And if that is so, where did the name Lucifer come from?
The name Lucifer comes from a single passage, Isaiah 14.12. Here it is in the NRSV:
How you are fallen from heaven,
O Morning Star, son of Dawn!
How you are cut down to the ground,
you who laid the nations low!
Can you spot the name "Lucifer" in the text? It's "Morning Star." That's what Lucifer means, Morning Star. The proper name Lucifer comes down to us because of how the King James Version translates this passage:
How art thou fallen from heaven, O Lucifer, son of the morning! how art thou cut down to the ground, which didst weaken the nations!
How did this translation come about? In Hebrew the phrase is helel ben shachar, which means “shining one” or “morning star.” When St. Jerome translated the Hebrew Bible into Latin he rendered this phrase as lucifer, from lux (light) and ferre (to carry or bring), meaning “light bearer” or “morning star.” In Latin this was a common noun, not a proper name, and it referred to the morning star, the appearance of Venus. The next step was the King James translators choosing to transliterate the Latin lucifer into a proper name rather than translate it as “morning star.” That is how the proper name "Lucifer" entered English-speaking Christianity.
Interestingly, the Lucifer of Isaiah 14 isn't Satan. The original Lucifer was the king of Babylon. And what we find in Isaiah 14 is the people of Israel taunting the king of Babylon and rejoicing in his downfall:
How you are fallen from heaven,
O Morning Star, son of Dawn!
How you are cut down to the ground,
you who laid the nations low!
You said to yourself,
“I will ascend to heaven;
I will raise my throne
above the stars of God;
I will sit on the mount of assembly
on the heights of Zaphon;
I will ascend to the tops of the clouds;
I will make myself like the Most High.”
But you are brought down to Sheol,
to the depths of the Pit.
Those who see you will stare at you
and ponder over you:
“Is this the man who made the earth tremble,
who shook kingdoms,
who made the world like a desert
and overthrew its cities,
who would not let his prisoners go home?”
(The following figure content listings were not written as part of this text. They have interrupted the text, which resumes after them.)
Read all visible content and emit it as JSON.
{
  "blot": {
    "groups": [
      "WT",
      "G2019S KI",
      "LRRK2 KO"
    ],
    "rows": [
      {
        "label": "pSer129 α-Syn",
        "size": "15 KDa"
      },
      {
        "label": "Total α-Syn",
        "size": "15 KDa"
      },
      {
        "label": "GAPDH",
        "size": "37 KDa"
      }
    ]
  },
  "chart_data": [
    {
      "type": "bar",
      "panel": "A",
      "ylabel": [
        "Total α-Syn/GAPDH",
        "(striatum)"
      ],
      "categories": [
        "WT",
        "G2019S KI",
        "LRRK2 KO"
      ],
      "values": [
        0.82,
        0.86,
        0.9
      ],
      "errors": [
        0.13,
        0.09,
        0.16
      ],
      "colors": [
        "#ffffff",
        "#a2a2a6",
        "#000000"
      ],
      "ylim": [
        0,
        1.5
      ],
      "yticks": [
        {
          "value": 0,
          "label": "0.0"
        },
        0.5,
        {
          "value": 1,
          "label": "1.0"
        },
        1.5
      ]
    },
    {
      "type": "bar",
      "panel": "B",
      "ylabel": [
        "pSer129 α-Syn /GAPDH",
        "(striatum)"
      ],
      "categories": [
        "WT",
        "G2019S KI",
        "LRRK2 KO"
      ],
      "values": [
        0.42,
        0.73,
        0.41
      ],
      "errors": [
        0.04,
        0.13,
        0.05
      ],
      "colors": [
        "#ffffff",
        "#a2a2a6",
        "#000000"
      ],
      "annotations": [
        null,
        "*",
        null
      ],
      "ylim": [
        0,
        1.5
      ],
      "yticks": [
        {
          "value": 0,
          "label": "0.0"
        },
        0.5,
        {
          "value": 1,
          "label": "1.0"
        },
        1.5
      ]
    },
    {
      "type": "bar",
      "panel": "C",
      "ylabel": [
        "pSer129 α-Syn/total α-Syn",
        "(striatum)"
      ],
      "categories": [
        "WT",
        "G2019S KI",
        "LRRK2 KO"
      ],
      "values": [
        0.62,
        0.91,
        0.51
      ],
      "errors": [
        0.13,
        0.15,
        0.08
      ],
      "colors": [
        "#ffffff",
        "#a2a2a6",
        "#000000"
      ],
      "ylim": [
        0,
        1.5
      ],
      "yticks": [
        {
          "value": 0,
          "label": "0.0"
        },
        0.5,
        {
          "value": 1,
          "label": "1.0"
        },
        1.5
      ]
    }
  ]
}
All the kings of the nations lie in glory,
each in his own tomb,
but you are cast out, away from your grave,
like loathsome carrion,
clothed with the dead, those pierced by the sword,
who go down to the stones of the Pit
like a corpse trampled underfoot.
You will not be joined with them in burial
because you have destroyed your land;
you have killed your people.
The thing to underline here is the political origin of the name Lucifer. Lucifer names an oppressive ruler, the king of Babylon. This ruler also has a semi-divine status, and he aspires to an even higher position, wanting to make himself equal to God. The same sin we see at work at the Tower of Babel. For this hubris, the king/lucifer is humbled and "brought down."
All this imagery gets carried forward into the New Testament. Satan appears to us as an "angel of light" (2 Cor. 11.14). Jesus sees Satan fall from heaven like lightning, just like the Morning Star falls in Isaiah 14. And in the book of Revelation we see Satan portrayed as the ruler of Babylon.
This last is important because this association--Satan as Lucifer, the King of Babylon--is a window onto the political implications of spiritual warfare.
Satan is described as "the god of this world" (2 Cor. 4:4). And this power over the world is political. Satan offers Jesus this political power in the temptation narrative: "The devil led him up to a high place and showed him in an instant all the kingdoms of the world. And he said to him, 'I will give you all their authority and splendor; it has been given to me, and I can give it to anyone I want to." And in Revelation, Babylon, the city ruled by Lucifer, is described as "the great city that has dominion over the kings of the earth." Note also that, when Babylon falls in Revelation 18, the kings of the earth and the merchants are those who weep for her. Notice here that the grief is political (kings) and economic (merchants).
A lot more could be said, but this is enough to make the point. In the Biblical imagination, the spiritual is the political. Spiritual warfare is the pursuit of social justice. We’ve made a grave mistake in splitting the spiritual from the political. In rejecting the Biblical vision of spiritual warfare, we’ve exiled the Devil to ghost stories and Pentecostal hysteria. But Lucifer is the King of Babylon, the oppressive power now at work in every nation and economy. Lucifer is the lord of the United States of America. Lucifer is the king of Wall Street. Scripture makes this plain. Our failure to see it only reveals our Biblical illiteracy and our spiritual idiocy.